Türklingelkameras – Videoüberwachung der Nachbarn?

Türklingelkameras

Nach einer Umfrage im Jahr 2017 führte bei 81 % der Befragten die Verwendung von Videoüberwachung zu mehr Sicherheit. 14 % der Befragten gaben an, dass sie einen Eingriff in ihre persönlichen Freiheitsrechte befürchten.

Die Umfrage bezog sich auf Aufnahmen von staatlicher Videoüberwachung. Vergleicht man die Rechtsprechung zur Videoüberwachung im privaten Bereich und die Beschwerden bei den Aufsichtsbehörden, gibt es hinreichend Beispiele, in denen durch private Videoüberwachung die Rechte anderer verletzt wurden.

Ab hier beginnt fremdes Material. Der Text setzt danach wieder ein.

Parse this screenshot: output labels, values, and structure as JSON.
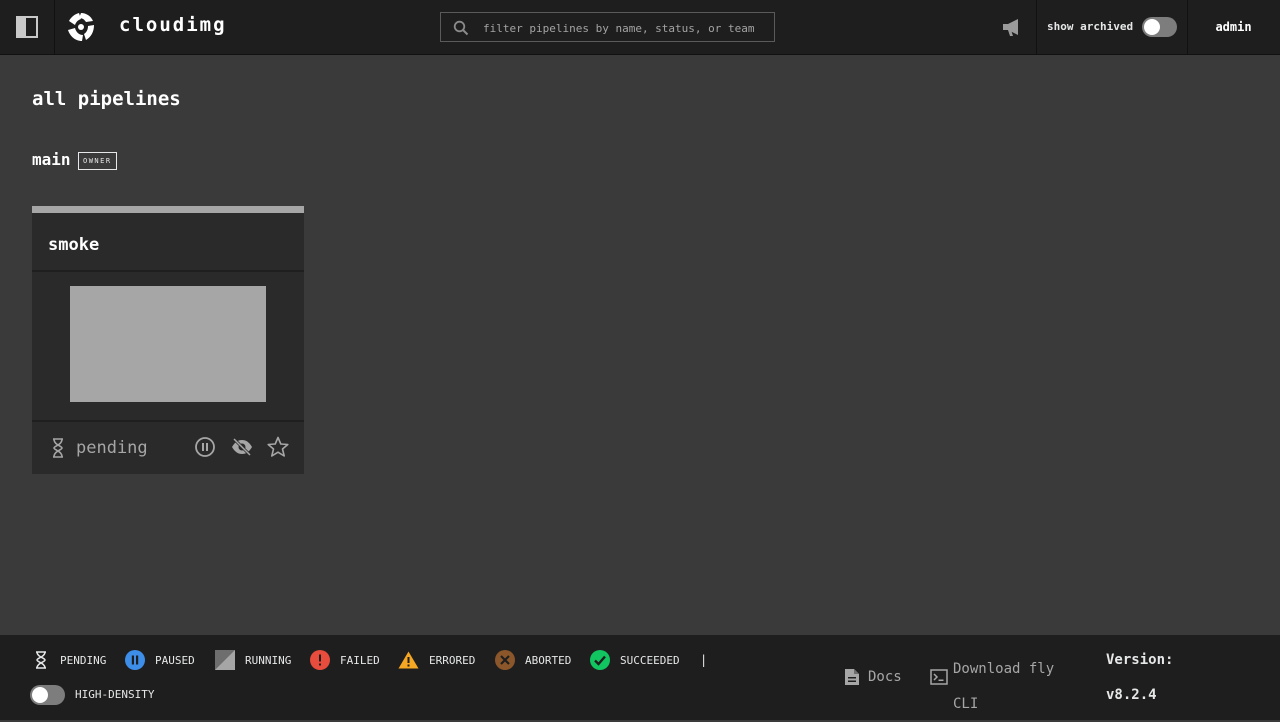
{
  "app": {
    "title": "cloudimg"
  },
  "search": {
    "placeholder": "filter pipelines by name, status, or team"
  },
  "header": {
    "show_archived_label": "show archived",
    "user": "admin"
  },
  "main": {
    "title": "all pipelines",
    "team": {
      "name": "main",
      "badge": "OWNER"
    },
    "pipelines": [
      {
        "name": "smoke",
        "status": "pending"
      }
    ]
  },
  "legend": {
    "items": [
      {
        "label": "PENDING",
        "icon": "hourglass-icon"
      },
      {
        "label": "PAUSED",
        "icon": "pause-circle-icon",
        "color": "#3d8ee8"
      },
      {
        "label": "RUNNING",
        "icon": "running-icon"
      },
      {
        "label": "FAILED",
        "icon": "exclamation-circle-icon",
        "color": "#e74c3c"
      },
      {
        "label": "ERRORED",
        "icon": "warning-triangle-icon",
        "color": "#f5a623"
      },
      {
        "label": "ABORTED",
        "icon": "x-circle-icon",
        "color": "#8b572a"
      },
      {
        "label": "SUCCEEDED",
        "icon": "check-circle-icon",
        "color": "#11c560"
      }
    ],
    "separator": "|",
    "high_density_label": "HIGH-DENSITY"
  },
  "footer": {
    "docs_label": "Docs",
    "fly_label": "Download fly CLI",
    "version_label": "Version:",
    "version_value": "v8.2.4"
  }
}
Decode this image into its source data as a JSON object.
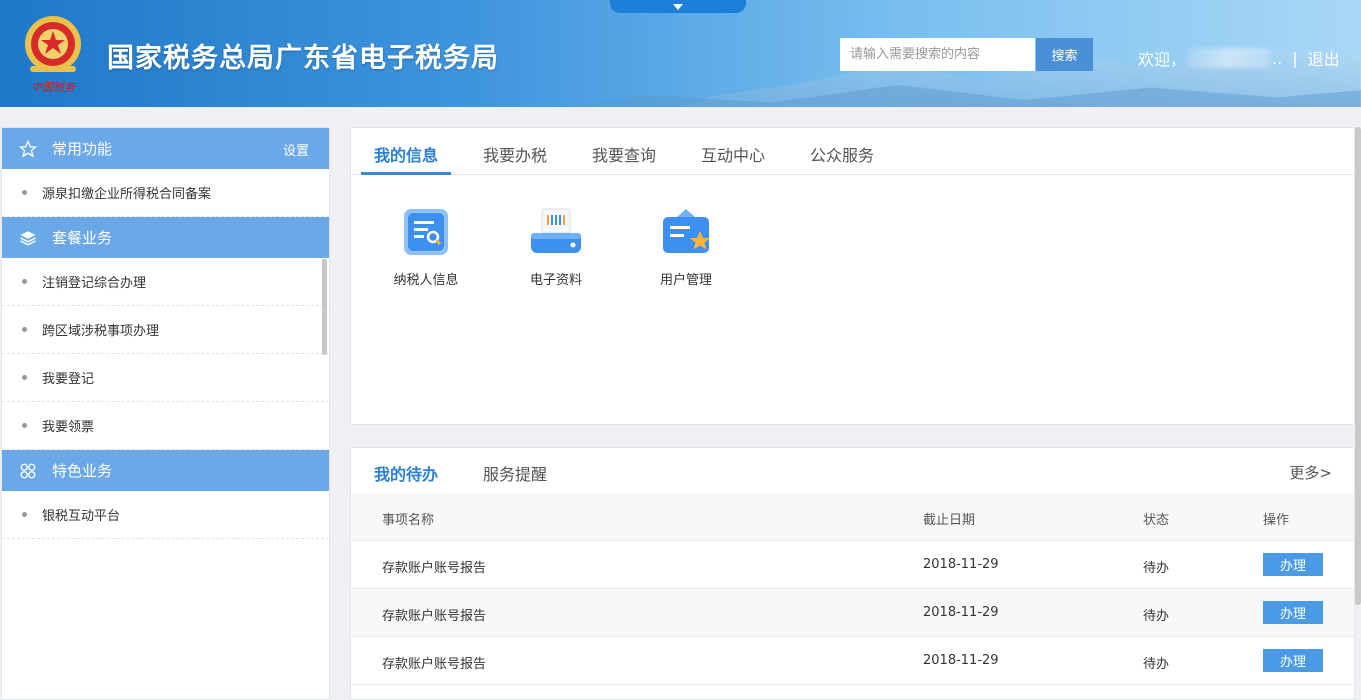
{
  "header": {
    "site_title": "国家税务总局广东省电子税务局",
    "emblem_text": "中国税务",
    "search_placeholder": "请输入需要搜索的内容",
    "search_button": "搜索",
    "welcome": "欢迎，",
    "welcome_suffix": "..",
    "separator": "|",
    "logout": "退出"
  },
  "sidebar": {
    "sections": [
      {
        "title": "常用功能",
        "icon": "star-icon",
        "action": "设置",
        "items": [
          "源泉扣缴企业所得税合同备案"
        ]
      },
      {
        "title": "套餐业务",
        "icon": "layers-icon",
        "items": [
          "注销登记综合办理",
          "跨区域涉税事项办理",
          "我要登记",
          "我要领票"
        ]
      },
      {
        "title": "特色业务",
        "icon": "grid-icon",
        "items": [
          "银税互动平台"
        ]
      }
    ]
  },
  "info_panel": {
    "tabs": [
      "我的信息",
      "我要办税",
      "我要查询",
      "互动中心",
      "公众服务"
    ],
    "active_tab": 0,
    "icons": [
      {
        "label": "纳税人信息",
        "icon": "taxpayer-info-icon"
      },
      {
        "label": "电子资料",
        "icon": "e-documents-icon"
      },
      {
        "label": "用户管理",
        "icon": "user-management-icon"
      }
    ]
  },
  "todo_panel": {
    "tabs": [
      "我的待办",
      "服务提醒"
    ],
    "more": "更多>",
    "columns": [
      "事项名称",
      "截止日期",
      "状态",
      "操作"
    ],
    "rows": [
      {
        "name": "存款账户账号报告",
        "date": "2018-11-29",
        "status": "待办",
        "action": "办理"
      },
      {
        "name": "存款账户账号报告",
        "date": "2018-11-29",
        "status": "待办",
        "action": "办理"
      },
      {
        "name": "存款账户账号报告",
        "date": "2018-11-29",
        "status": "待办",
        "action": "办理"
      }
    ]
  },
  "colors": {
    "accent": "#2b7fd6",
    "sidebar_header": "#6aa8e8",
    "button": "#4a9be6"
  }
}
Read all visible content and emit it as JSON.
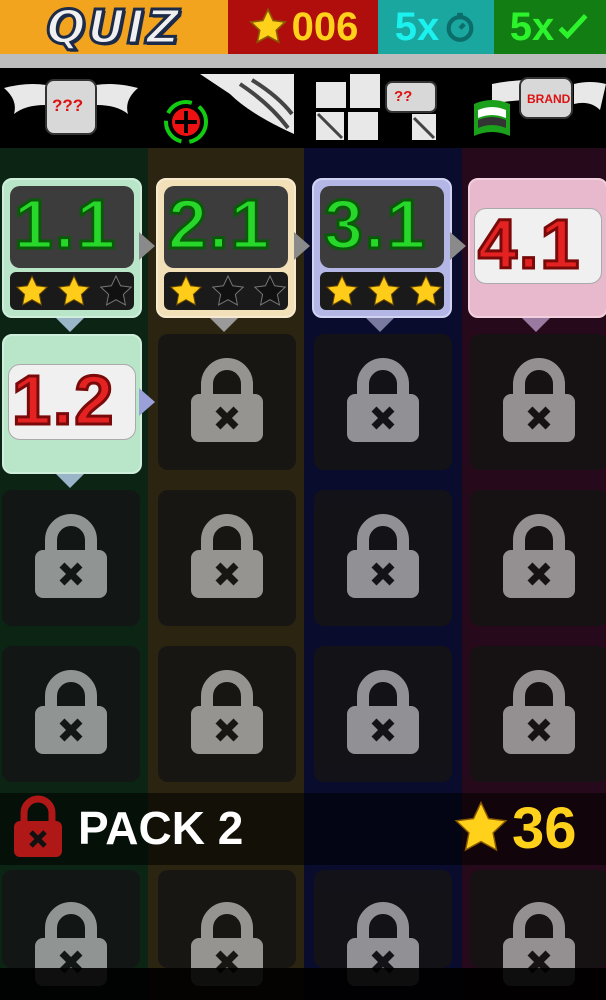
{
  "header": {
    "logo_text": "QUIZ",
    "stars_count": "006",
    "time_bonus": "5x",
    "answer_bonus": "5x"
  },
  "modes": [
    {
      "name": "unknown-logo",
      "text": "???"
    },
    {
      "name": "zoom-logo"
    },
    {
      "name": "puzzle-logo",
      "text": "??"
    },
    {
      "name": "brand-logo",
      "text": "BRAND"
    }
  ],
  "levels": [
    {
      "label": "1.1",
      "stars": 2,
      "color": "#2fd42f"
    },
    {
      "label": "2.1",
      "stars": 1,
      "color": "#2fd42f"
    },
    {
      "label": "3.1",
      "stars": 3,
      "color": "#2fd42f"
    },
    {
      "label": "4.1",
      "stars": 0,
      "color": "#d42020"
    },
    {
      "label": "1.2",
      "stars": 0,
      "color": "#d42020"
    }
  ],
  "pack": {
    "label": "PACK 2",
    "required_stars": "36"
  },
  "colors": {
    "quiz": "#f2a41f",
    "stars": "#b00d0d",
    "time": "#1aa7a0",
    "ok": "#127d12"
  }
}
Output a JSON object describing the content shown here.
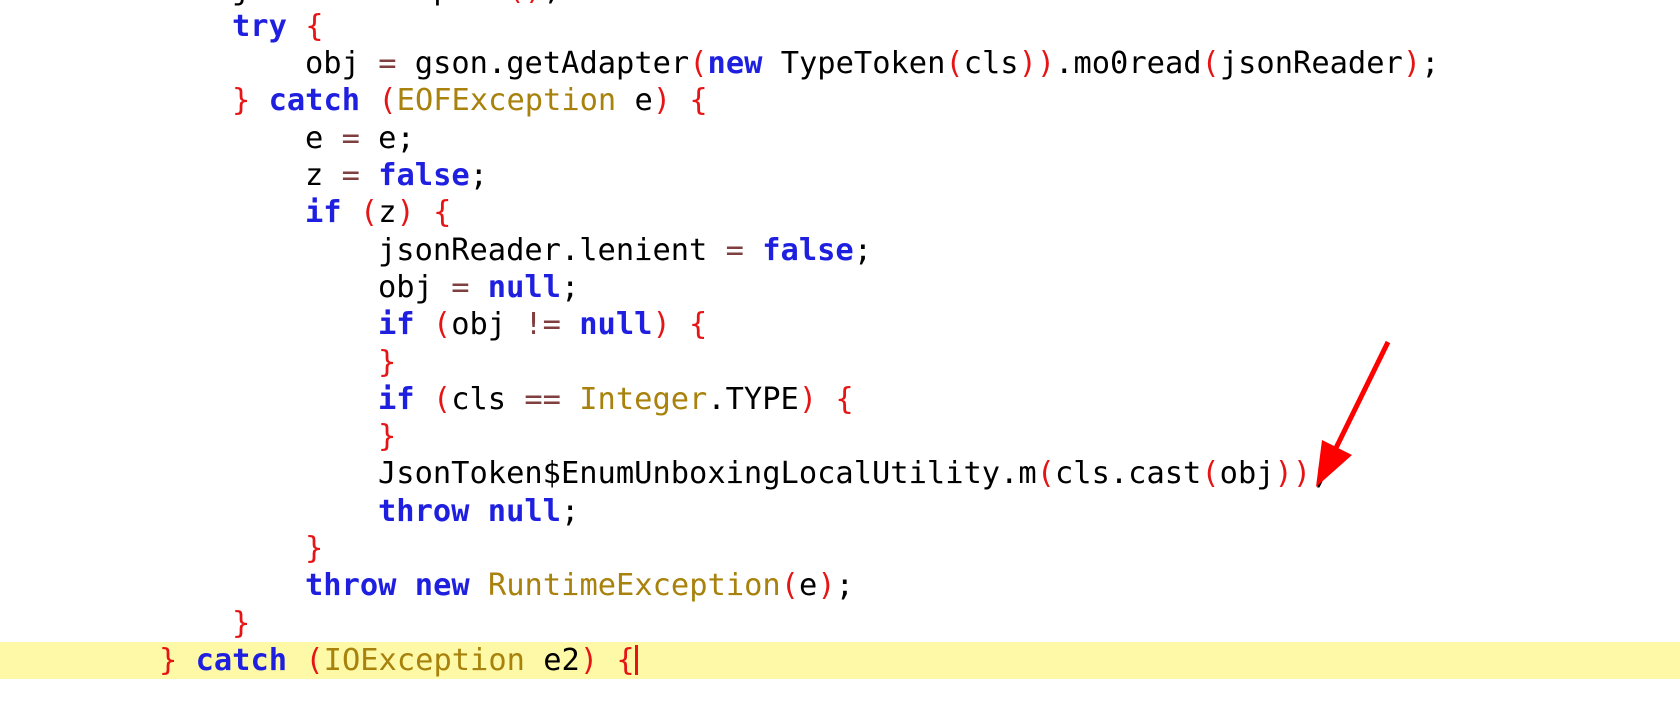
{
  "editor": {
    "current_line_color": "#fdf9a6",
    "colors": {
      "keyword": "#1f1fe0",
      "bracket": "#e61414",
      "operator": "#7f3f3f",
      "type": "#a8820c",
      "identifier": "#000000"
    },
    "lines": [
      {
        "indent": 0,
        "tokens": [
          [
            "id",
            "jsonReader.peek"
          ],
          [
            "br",
            "()"
          ],
          [
            "id",
            ";"
          ]
        ]
      },
      {
        "indent": 0,
        "tokens": [
          [
            "kw",
            "try"
          ],
          [
            "id",
            " "
          ],
          [
            "br",
            "{"
          ]
        ]
      },
      {
        "indent": 1,
        "tokens": [
          [
            "id",
            "obj "
          ],
          [
            "op",
            "="
          ],
          [
            "id",
            " gson.getAdapter"
          ],
          [
            "br",
            "("
          ],
          [
            "kw",
            "new"
          ],
          [
            "id",
            " TypeToken"
          ],
          [
            "br",
            "("
          ],
          [
            "id",
            "cls"
          ],
          [
            "br",
            "))"
          ],
          [
            "id",
            ".mo0read"
          ],
          [
            "br",
            "("
          ],
          [
            "id",
            "jsonReader"
          ],
          [
            "br",
            ")"
          ],
          [
            "id",
            ";"
          ]
        ]
      },
      {
        "indent": 0,
        "tokens": [
          [
            "br",
            "}"
          ],
          [
            "id",
            " "
          ],
          [
            "kw",
            "catch"
          ],
          [
            "id",
            " "
          ],
          [
            "br",
            "("
          ],
          [
            "type",
            "EOFException"
          ],
          [
            "id",
            " e"
          ],
          [
            "br",
            ")"
          ],
          [
            "id",
            " "
          ],
          [
            "br",
            "{"
          ]
        ]
      },
      {
        "indent": 1,
        "tokens": [
          [
            "id",
            "e "
          ],
          [
            "op",
            "="
          ],
          [
            "id",
            " e;"
          ]
        ]
      },
      {
        "indent": 1,
        "tokens": [
          [
            "id",
            "z "
          ],
          [
            "op",
            "="
          ],
          [
            "id",
            " "
          ],
          [
            "kw",
            "false"
          ],
          [
            "id",
            ";"
          ]
        ]
      },
      {
        "indent": 1,
        "tokens": [
          [
            "kw",
            "if"
          ],
          [
            "id",
            " "
          ],
          [
            "br",
            "("
          ],
          [
            "id",
            "z"
          ],
          [
            "br",
            ")"
          ],
          [
            "id",
            " "
          ],
          [
            "br",
            "{"
          ]
        ]
      },
      {
        "indent": 2,
        "tokens": [
          [
            "id",
            "jsonReader.lenient "
          ],
          [
            "op",
            "="
          ],
          [
            "id",
            " "
          ],
          [
            "kw",
            "false"
          ],
          [
            "id",
            ";"
          ]
        ]
      },
      {
        "indent": 2,
        "tokens": [
          [
            "id",
            "obj "
          ],
          [
            "op",
            "="
          ],
          [
            "id",
            " "
          ],
          [
            "kw",
            "null"
          ],
          [
            "id",
            ";"
          ]
        ]
      },
      {
        "indent": 2,
        "tokens": [
          [
            "kw",
            "if"
          ],
          [
            "id",
            " "
          ],
          [
            "br",
            "("
          ],
          [
            "id",
            "obj "
          ],
          [
            "op",
            "!="
          ],
          [
            "id",
            " "
          ],
          [
            "kw",
            "null"
          ],
          [
            "br",
            ")"
          ],
          [
            "id",
            " "
          ],
          [
            "br",
            "{"
          ]
        ]
      },
      {
        "indent": 2,
        "tokens": [
          [
            "br",
            "}"
          ]
        ]
      },
      {
        "indent": 2,
        "tokens": [
          [
            "kw",
            "if"
          ],
          [
            "id",
            " "
          ],
          [
            "br",
            "("
          ],
          [
            "id",
            "cls "
          ],
          [
            "op",
            "=="
          ],
          [
            "id",
            " "
          ],
          [
            "type",
            "Integer"
          ],
          [
            "id",
            ".TYPE"
          ],
          [
            "br",
            ")"
          ],
          [
            "id",
            " "
          ],
          [
            "br",
            "{"
          ]
        ]
      },
      {
        "indent": 2,
        "tokens": [
          [
            "br",
            "}"
          ]
        ]
      },
      {
        "indent": 2,
        "tokens": [
          [
            "id",
            "JsonToken$EnumUnboxingLocalUtility.m"
          ],
          [
            "br",
            "("
          ],
          [
            "id",
            "cls.cast"
          ],
          [
            "br",
            "("
          ],
          [
            "id",
            "obj"
          ],
          [
            "br",
            "))"
          ],
          [
            "id",
            ";"
          ]
        ]
      },
      {
        "indent": 2,
        "tokens": [
          [
            "kw",
            "throw"
          ],
          [
            "id",
            " "
          ],
          [
            "kw",
            "null"
          ],
          [
            "id",
            ";"
          ]
        ]
      },
      {
        "indent": 1,
        "tokens": [
          [
            "br",
            "}"
          ]
        ]
      },
      {
        "indent": 1,
        "tokens": [
          [
            "kw",
            "throw"
          ],
          [
            "id",
            " "
          ],
          [
            "kw",
            "new"
          ],
          [
            "id",
            " "
          ],
          [
            "type",
            "RuntimeException"
          ],
          [
            "br",
            "("
          ],
          [
            "id",
            "e"
          ],
          [
            "br",
            ")"
          ],
          [
            "id",
            ";"
          ]
        ]
      },
      {
        "indent": 0,
        "tokens": [
          [
            "br",
            "}"
          ]
        ]
      },
      {
        "indent": -1,
        "current": true,
        "cursor": true,
        "tokens": [
          [
            "br",
            "}"
          ],
          [
            "id",
            " "
          ],
          [
            "kw",
            "catch"
          ],
          [
            "id",
            " "
          ],
          [
            "br",
            "("
          ],
          [
            "type",
            "IOException"
          ],
          [
            "id",
            " e2"
          ],
          [
            "br",
            ")"
          ],
          [
            "id",
            " "
          ],
          [
            "br",
            "{"
          ]
        ]
      }
    ]
  },
  "annotation": {
    "type": "arrow",
    "color": "#ff0000",
    "points_to": "cls.cast(obj)"
  }
}
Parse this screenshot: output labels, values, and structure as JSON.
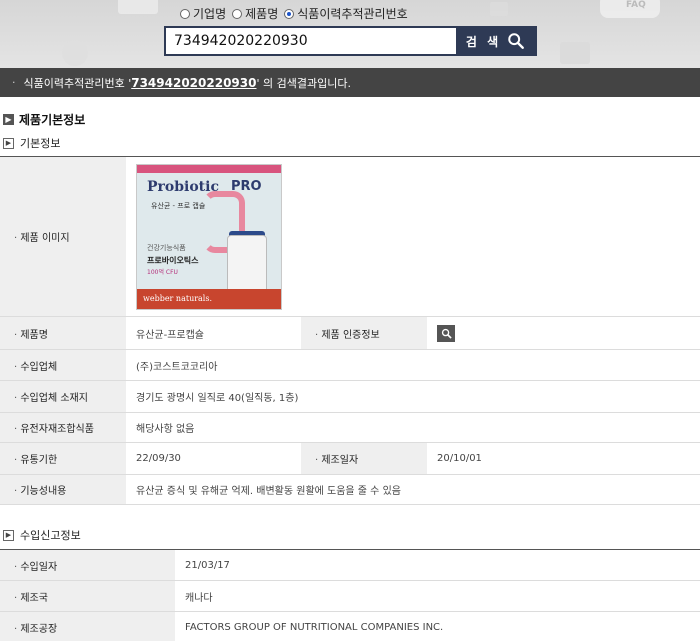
{
  "search": {
    "radio_options": [
      {
        "label": "기업명",
        "checked": false
      },
      {
        "label": "제품명",
        "checked": false
      },
      {
        "label": "식품이력추적관리번호",
        "checked": true
      }
    ],
    "query_value": "734942020220930",
    "button_label": "검 색",
    "faq_text": "FAQ"
  },
  "result_banner": {
    "prefix": "식품이력추적관리번호 '",
    "query": "734942020220930",
    "suffix": "' 의 검색결과입니다."
  },
  "product_basic": {
    "section_title": "제품기본정보",
    "subsection_title": "기본정보",
    "image_label": "제품 이미지",
    "image_text": {
      "title": "Probiotic",
      "pro": "PRO",
      "korean_name": "유산균 - 프로 캡슐",
      "line1": "건강기능식품",
      "line2": "프로바이오틱스",
      "line3": "100억 CFU",
      "brand": "webber naturals."
    },
    "product_name_label": "제품명",
    "product_name": "유산균-프로캡슐",
    "certification_label": "제품 인증정보",
    "importer_label": "수입업체",
    "importer": "(주)코스트코코리아",
    "importer_address_label": "수입업체 소재지",
    "importer_address": "경기도 광명시 일직로 40(일직동, 1층)",
    "gmo_label": "유전자재조합식품",
    "gmo": "해당사항 없음",
    "expiry_label": "유통기한",
    "expiry": "22/09/30",
    "manufacture_date_label": "제조일자",
    "manufacture_date": "20/10/01",
    "function_label": "기능성내용",
    "function": "유산균 증식 및 유해균 억제. 배변활동 원활에 도움을 줄 수 있음"
  },
  "import_report": {
    "section_title": "수입신고정보",
    "import_date_label": "수입일자",
    "import_date": "21/03/17",
    "country_label": "제조국",
    "country": "캐나다",
    "factory_label": "제조공장",
    "factory": "FACTORS GROUP OF NUTRITIONAL COMPANIES INC."
  },
  "colors": {
    "search_box": "#2e3a55",
    "banner": "#444444",
    "header_cell": "#efefef",
    "radio_selected": "#1e56c9"
  },
  "icons": {
    "search": "magnifier-icon",
    "certification": "magnifier-icon",
    "section_marker": "chevron-right-icon"
  }
}
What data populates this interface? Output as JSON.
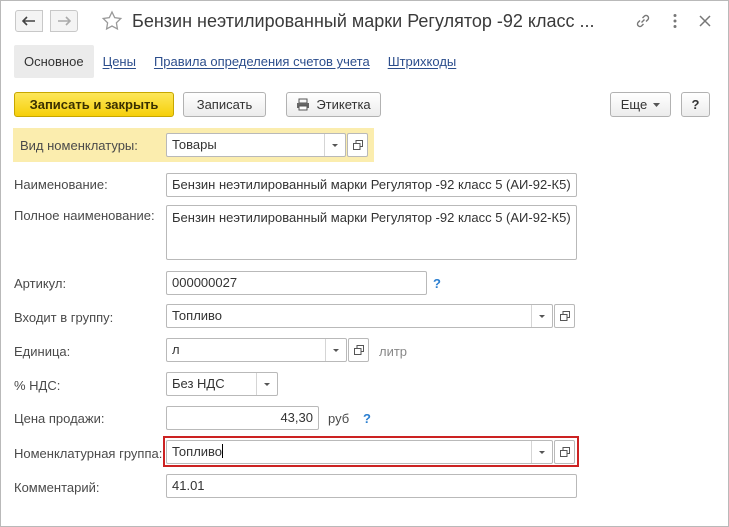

Da das Sicherheitsbedürfnis hoch ist und Überwachungskameras erschwinglich sind, gibt es auch immer mehr Personen, die diese einsetzen. Moderne Systeme bieten vielfältige Möglichkeiten an: Bewegungssensor, Aufzeichnungsmöglichkeiten oder Speicherung der Aufnahmen in der Cloud oder Übertragung auf das Smartphone. Je mehr Technik verwendet wird, desto höher auch die Zahl derer, die sich unrechtmäßig beobachtet und überwacht fühlen. Hier sei die Anmerkung erlaubt, dass dies Smartphones schon tagtäglich hervorragend machen.

Rechtliche Probleme

Eine Videoüberwachung, d. h. die mithilfe „optisch-elektronische Einrichtungen“ erfolgende Verarbeitung personenbezogener Daten, kann auch mit handelsüblichen Geräten wie z.B. Tür- und Klingelkameras oder Videogegensprechanlagen erfolgen. Eine „Videoüberwachung“ liegt auch dann vor, wenn es sich um eine Live-Übertragung der Bilder auf einen Monitor gleich welcher Art, also z.B. ein Smartphone, handelt. Auch wenn zunächst keine „Videoüberwachung“ stattfindet und kein Überwachungszweck verfolgt wird, ist die Zulässigkeit der Datenverarbeitung nach den Vorschriften der DSGVO zu prüfen.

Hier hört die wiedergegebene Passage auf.